August 29, 2012
Knox College student Hannah Basil always figured she'd study abroad someday, and she was thrilled to learn of an opportunity to do that at the London School of Economics and Political Science (LSE).
"I just gasped," Basil recalled. "That's the leading economics research institution in the world."
An economics major from Chicago, Illinois, she found out about LSE's yearlong General Course program from Karen Hawkinson, who at the time was coordinator of Knox's Eleanor Stellyes Center for Global Studies. The highly selective program accepts about 300 students a year from all over the world.
Once in London, Basil took four LSE courses that stretched over the entire academic year. They were Self, Others and Society: Perspectives on Social and Applied Psychology; Principles of Finance; Applied Environmental Economics; and International Marketing: A Strategic Approach.
"I was attracted to the academic intensity of it," said Basil, who also is pursuing a business and management minor at Knox. "It's not an easy program. I worked very hard and consistently throughout my 10 months there."
The educational routine at LSE was a dramatic shift from what she had grown accustomed to during her previous years of schooling.
Like other General Course students, Basil received two grades for each course at the end of the academic year: a class grade and an examination grade. Each examination grade was based solely on a three-hour test -- typically consisting of three essay questions -- administered in late May or early June.
"You're expected to cite about six to eight leading scholarly articles in each essay," she said, adding that no notes are permitted. "They expect that you know the facts backward and upside down. What they want to see is that you know the most current academic debate among the leaders in the field."
Classes met just twice a week, once in a large lecture setting and once in a much smaller discussion group. Only about half of the material that might turn up on an exam was introduced during the lectures, and students were expected to teach themselves the remaining 50 percent.
"You sit in the library, you do the readings, you synthesize that on your own," Basil said. "That's very, very different from what we're used to, (which is) if you go to the lecture, the whole idea is presented. You can supplement that with readings, but you'll still get the full idea of the topic if you attend lecture. That's because you have more lecture time at Knox."
Despite the different system at LSE, Basil was able to apply some of the skills she's honed at Knox -- particularly when it came to analyzing assigned readings.
"In classes at Knox, we're encouraged to discuss and really critique the author's viewpoint, and not just accept what you're told or what you've read at face value. We're encouraged to think about the structure of the arguments," she said.
While in London, Basil also made time for non-academic activities, playing on the school's netball team and traveling often.
Netball, which was new to her, is "similar to basketball mixed with handball or lacrosse," she said.
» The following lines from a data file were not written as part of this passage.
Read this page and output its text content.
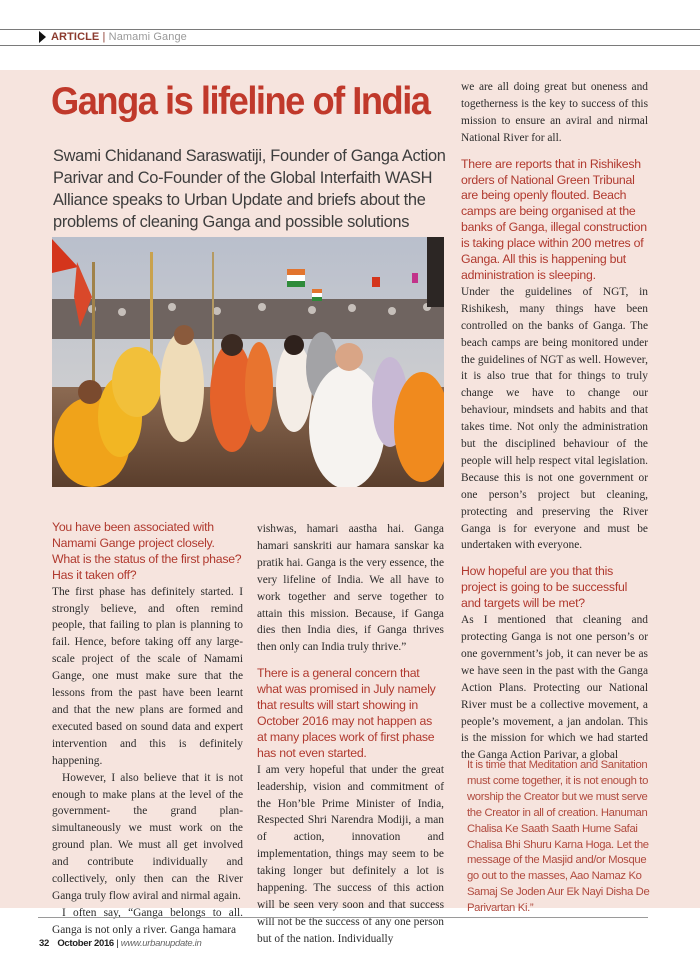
ARTICLE | Namami Gange
Ganga is lifeline of India
Swami Chidanand Saraswatiji, Founder of Ganga Action Parivar and Co-Founder of the Global Interfaith WASH Alliance speaks to Urban Update and briefs about the problems of cleaning Ganga and possible solutions

You have been associated with Namami Gange project closely. What is the status of the first phase? Has it taken off?

The first phase has definitely started. I strongly believe, and often remind people, that failing to plan is planning to fail. Hence, before taking off any large-scale project of the scale of Namami Gange, one must make sure that the lessons from the past have been learnt and that the new plans are formed and executed based on sound data and expert intervention and this is definitely happening.

However, I also believe that it is not enough to make plans at the level of the government- the grand plan- simultaneously we must work on the ground plan. We must all get involved and contribute individually and collectively, only then can the River Ganga truly flow aviral and nirmal again.

I often say, “Ganga belongs to all. Ganga is not only a river. Ganga hamara

vishwas, hamari aastha hai. Ganga hamari sanskriti aur hamara sanskar ka pratik hai. Ganga is the very essence, the very lifeline of India. We all have to work together and serve together to attain this mission. Because, if Ganga dies then India dies, if Ganga thrives then only can India truly thrive.”

There is a general concern that what was promised in July namely that results will start showing in October 2016 may not happen as at many places work of first phase has not even started.

I am very hopeful that under the great leadership, vision and commitment of the Hon’ble Prime Minister of India, Respected Shri Narendra Modiji, a man of action, innovation and implementation, things may seem to be taking longer but definitely a lot is happening. The success of this action will be seen very soon and that success will not be the success of any one person but of the nation. Individually

we are all doing great but oneness and togetherness is the key to success of this mission to ensure an aviral and nirmal National River for all.

There are reports that in Rishikesh orders of National Green Tribunal are being openly flouted. Beach camps are being organised at the banks of Ganga, illegal construction is taking place within 200 metres of Ganga. All this is happening but administration is sleeping.

Under the guidelines of NGT, in Rishikesh, many things have been controlled on the banks of Ganga. The beach camps are being monitored under the guidelines of NGT as well. However, it is also true that for things to truly change we have to change our behaviour, mindsets and habits and that takes time. Not only the administration but the disciplined behaviour of the people will help respect vital legislation. Because this is not one government or one person’s project but cleaning, protecting and preserving the River Ganga is for everyone and must be undertaken with everyone.

How hopeful are you that this project is going to be successful and targets will be met?

As I mentioned that cleaning and protecting Ganga is not one person’s or one government’s job, it can never be as we have seen in the past with the Ganga Action Plans. Protecting our National River must be a collective movement, a people’s movement, a jan andolan. This is the mission for which we had started the Ganga Action Parivar, a global

It is time that Meditation and Sanitation must come together, it is not enough to worship the Creator but we must serve the Creator in all of creation. Hanuman Chalisa Ke Saath Saath Hume Safai Chalisa Bhi Shuru Karna Hoga. Let the message of the Masjid and/or Mosque go out to the masses, Aao Namaz Ko Samaj Se Joden Aur Ek Nayi Disha De Parivartan Ki.”
32 October 2016 | www.urbanupdate.in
As the team's goal-shooter, her job was to gain possession of the ball and throw it into a net. (Photo below right: Hannah Basil practices netball.)
Every member of the team came from a different country, Basil said. "I was playing with young women from Romania, England, Ireland, Malaysia, Australia, Hong Kong, India, Burma, Brunei. It was unbelievable." While commuting to and from games, she and her teammates traded stories about growing up in their countries.
About twice a month, she and friends took quick weekend trips to other countries. Basil tracked her travels on a blog, Oh, the Places You'll Go. By the time she returned to the United States, she had logged about 45,000 miles and visited 33 cities in 17 countries.
She also captured her travels through photography. Three of her photographs have been published -- one in Knox's Catch literary magazine and two ("White Cliffs of Dover" and "Mountain Top") in the LSE online Perspectives Gallery. (Photo above left: Hannah Basil's photo, "Golden Girls," taken in Albufeira, Portugal, and published in the Spring 2012 edition of Catch.)
"My favorite overall place, hands down, was Marrakesh, Morocco. It was a cultural explosion -- the sounds, the smells, the colors, the language," she said. "My favorite country was probably Spain. It has a very rich culture, in terms of music, dancing, art, good food, and wine." (Photo at top of page: Hannah Basil riding a camel in the desert outside Marrakech, Morocco. Photo at bottom of page: In Valencia, Spain.)
Basil had taken an intensive elementary Spanish course at Knox, and she was able to communicate directly with people in Spain. "I was surprised at how fast it came back. It's reinvigorated me to continue with Spanish, so I'm going back into Spanish class in the fall (at Knox)."
A Kemper Scholar, Basil is wrapping up a summer internship with Equity Partner Match, a Chicago startup where she is business development associate. After graduating from Knox in 2013, she plans to work for a few years as a strategy consultant or in the entrepreneurial sector at a startup company. Later, she intends to pursue an MBA.
For now, she is focused largely on her new duties as business manager for The Knox Student and on returning to the Knox campus for her senior year.
"Without Knox, I would not be where I am today."